The US Navy recently put on a once-in-a-decade show of force, with three US aircraft carriers operating side by side in the Pacific Ocean just a few hundred miles from North Korea — but it cost them in a way that might hurt the force's future.
The exercise added emphasis to President Donald Trump's trip to Asia, where he spoke to heads of state about the need to crack down on North Korea and to enforce international law in the South China Sea, but according to Vice Adm. Mike Shoemaker, the commander of Naval Air Forces, it wasn't cheap.
"To get Carl Vinson, Nimitz and Theodore Roosevelt [the three carriers used] ready to deploy in January, June and October of this year, and equip their embarked air wings with the required number of mission-capable jets, 94 strike fighters had to be transferred to and from the maintenance depots or between F-18 squadrons on both coasts," Shoemaker told the House Armed Services Committee on Thursday, as the Washington Examiner notes.
"This included pulling aircraft from the fleet replacement squadrons, where our focus should be on training new aviators," Shoemaker added.
The massive reshuffling of jets leaves non-deployed squadrons without planes to practice on, which will have "detrimental impacts to both retention and future experience levels" of those pilots, according to Shoemaker.
Overall, Shoemaker came off extremely negative on the exercise, which he says caused "several hundred" parts to be "cannibalized," or taken from other jets to fix the F-18s going on the carriers. The task decimated the "readiness of squadrons" and added "significantly and unnecessarily to the workload of our maintainers," according to Shoemaker.

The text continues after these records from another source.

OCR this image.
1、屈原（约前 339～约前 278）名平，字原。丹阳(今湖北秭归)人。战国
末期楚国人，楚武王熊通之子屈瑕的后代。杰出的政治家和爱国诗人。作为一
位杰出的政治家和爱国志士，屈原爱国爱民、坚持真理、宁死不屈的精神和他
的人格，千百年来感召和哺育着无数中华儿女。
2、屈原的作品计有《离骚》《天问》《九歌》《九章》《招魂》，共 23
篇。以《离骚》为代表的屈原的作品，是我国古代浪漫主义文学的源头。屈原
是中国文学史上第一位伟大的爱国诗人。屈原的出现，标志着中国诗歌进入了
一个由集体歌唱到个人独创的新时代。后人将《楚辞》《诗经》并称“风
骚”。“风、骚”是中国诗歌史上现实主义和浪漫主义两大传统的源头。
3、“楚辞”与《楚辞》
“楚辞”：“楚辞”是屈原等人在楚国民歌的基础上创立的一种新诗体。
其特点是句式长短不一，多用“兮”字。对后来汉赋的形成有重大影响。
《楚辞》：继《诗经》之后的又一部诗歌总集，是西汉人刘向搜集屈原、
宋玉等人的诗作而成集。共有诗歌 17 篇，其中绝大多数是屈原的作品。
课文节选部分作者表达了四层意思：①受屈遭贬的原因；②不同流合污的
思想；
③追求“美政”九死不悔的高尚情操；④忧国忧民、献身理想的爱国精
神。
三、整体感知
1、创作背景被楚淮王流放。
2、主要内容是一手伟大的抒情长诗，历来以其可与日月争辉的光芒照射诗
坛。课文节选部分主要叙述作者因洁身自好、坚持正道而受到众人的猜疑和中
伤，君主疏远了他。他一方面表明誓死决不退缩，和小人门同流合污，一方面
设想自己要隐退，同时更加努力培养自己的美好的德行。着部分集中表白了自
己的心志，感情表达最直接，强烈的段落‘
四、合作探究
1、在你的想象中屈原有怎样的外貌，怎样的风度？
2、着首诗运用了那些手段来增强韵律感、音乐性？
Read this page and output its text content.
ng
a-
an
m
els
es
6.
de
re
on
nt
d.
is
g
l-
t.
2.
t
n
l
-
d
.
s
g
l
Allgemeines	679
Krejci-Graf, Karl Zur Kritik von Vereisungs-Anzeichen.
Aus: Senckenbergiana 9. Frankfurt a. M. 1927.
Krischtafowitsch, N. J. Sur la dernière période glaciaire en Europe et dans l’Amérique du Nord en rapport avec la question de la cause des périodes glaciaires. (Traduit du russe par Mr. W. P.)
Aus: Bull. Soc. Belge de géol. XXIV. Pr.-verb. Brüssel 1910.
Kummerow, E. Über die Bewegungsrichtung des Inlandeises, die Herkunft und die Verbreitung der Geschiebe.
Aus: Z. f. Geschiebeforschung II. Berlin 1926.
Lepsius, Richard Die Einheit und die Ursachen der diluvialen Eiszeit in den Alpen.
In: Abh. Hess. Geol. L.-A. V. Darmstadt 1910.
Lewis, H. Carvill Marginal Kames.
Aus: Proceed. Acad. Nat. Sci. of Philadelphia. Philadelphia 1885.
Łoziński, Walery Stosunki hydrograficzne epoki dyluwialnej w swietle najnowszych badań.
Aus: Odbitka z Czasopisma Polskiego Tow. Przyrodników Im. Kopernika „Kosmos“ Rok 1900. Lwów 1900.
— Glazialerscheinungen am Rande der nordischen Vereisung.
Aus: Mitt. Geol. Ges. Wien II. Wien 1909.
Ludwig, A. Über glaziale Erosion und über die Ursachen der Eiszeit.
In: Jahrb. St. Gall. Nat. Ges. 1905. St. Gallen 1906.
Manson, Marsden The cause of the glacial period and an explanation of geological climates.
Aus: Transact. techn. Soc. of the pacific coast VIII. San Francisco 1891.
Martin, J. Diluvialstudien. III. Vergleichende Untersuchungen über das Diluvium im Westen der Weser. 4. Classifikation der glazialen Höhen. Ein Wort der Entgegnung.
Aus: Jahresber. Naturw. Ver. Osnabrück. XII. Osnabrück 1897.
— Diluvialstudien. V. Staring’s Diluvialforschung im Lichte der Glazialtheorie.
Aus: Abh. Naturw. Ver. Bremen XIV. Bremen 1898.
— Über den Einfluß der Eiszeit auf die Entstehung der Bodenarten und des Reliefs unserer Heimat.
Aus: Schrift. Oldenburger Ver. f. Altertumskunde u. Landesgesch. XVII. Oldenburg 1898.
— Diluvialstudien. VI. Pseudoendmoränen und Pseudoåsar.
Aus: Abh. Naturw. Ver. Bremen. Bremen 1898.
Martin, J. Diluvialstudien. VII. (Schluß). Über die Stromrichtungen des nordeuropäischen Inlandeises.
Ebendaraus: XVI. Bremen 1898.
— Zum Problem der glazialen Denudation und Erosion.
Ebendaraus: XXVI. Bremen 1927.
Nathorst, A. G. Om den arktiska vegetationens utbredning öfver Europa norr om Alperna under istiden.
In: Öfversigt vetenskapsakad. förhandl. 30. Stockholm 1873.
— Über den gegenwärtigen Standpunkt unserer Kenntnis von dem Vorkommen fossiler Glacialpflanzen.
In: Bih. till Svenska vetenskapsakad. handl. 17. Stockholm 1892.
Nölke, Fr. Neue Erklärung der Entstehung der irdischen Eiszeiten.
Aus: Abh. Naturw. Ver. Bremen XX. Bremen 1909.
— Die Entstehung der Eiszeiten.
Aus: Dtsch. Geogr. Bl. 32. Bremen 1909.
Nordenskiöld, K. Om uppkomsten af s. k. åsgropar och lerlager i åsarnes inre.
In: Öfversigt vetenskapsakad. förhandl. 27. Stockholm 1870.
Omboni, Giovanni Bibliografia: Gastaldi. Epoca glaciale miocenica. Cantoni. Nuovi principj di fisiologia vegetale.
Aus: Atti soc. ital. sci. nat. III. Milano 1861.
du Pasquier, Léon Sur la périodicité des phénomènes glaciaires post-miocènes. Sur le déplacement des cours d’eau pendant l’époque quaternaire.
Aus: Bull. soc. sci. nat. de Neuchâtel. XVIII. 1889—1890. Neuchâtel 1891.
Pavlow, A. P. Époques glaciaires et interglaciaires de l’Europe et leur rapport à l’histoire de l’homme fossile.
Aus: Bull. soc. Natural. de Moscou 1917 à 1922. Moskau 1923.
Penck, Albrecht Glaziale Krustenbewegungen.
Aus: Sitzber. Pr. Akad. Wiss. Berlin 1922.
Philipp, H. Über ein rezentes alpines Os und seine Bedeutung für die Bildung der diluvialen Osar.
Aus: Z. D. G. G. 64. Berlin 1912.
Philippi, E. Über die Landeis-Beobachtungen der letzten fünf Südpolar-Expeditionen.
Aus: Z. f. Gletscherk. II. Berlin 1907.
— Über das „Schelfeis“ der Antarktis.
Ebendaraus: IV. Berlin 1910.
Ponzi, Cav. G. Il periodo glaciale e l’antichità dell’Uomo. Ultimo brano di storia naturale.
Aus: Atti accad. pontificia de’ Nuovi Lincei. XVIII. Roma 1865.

In total, Shoemaker reported that 300 sailors had to be reassigned to complete the task, and he expects it to affect the Navy's ability to retain talent.
In September, Shoemaker said in a Navy release that naval planes for intelligence gathering, surveillance, and reconnaissance had decreased by 81 while the demands on the remaining aircraft only grew. The military's readiness has suffered across the board since the sequestration took hold in 2011, freezing the military's funding while demands on all services only grew.
Though the US's budget includes more money for naval readiness, it seems that the rebuilt, revitalized military often spoken of by Trump has yet to materialize, although the demand for it has grown.
In an interview earlier this month, Trump described the military as "getting stronger" due to increased funding.
"It's been depleted and now it's growing very fast," Trump said.
But now it seems that whatever short-term gain could have been had in making a point to North Korea or China had an ill effect on naval readiness on the whole.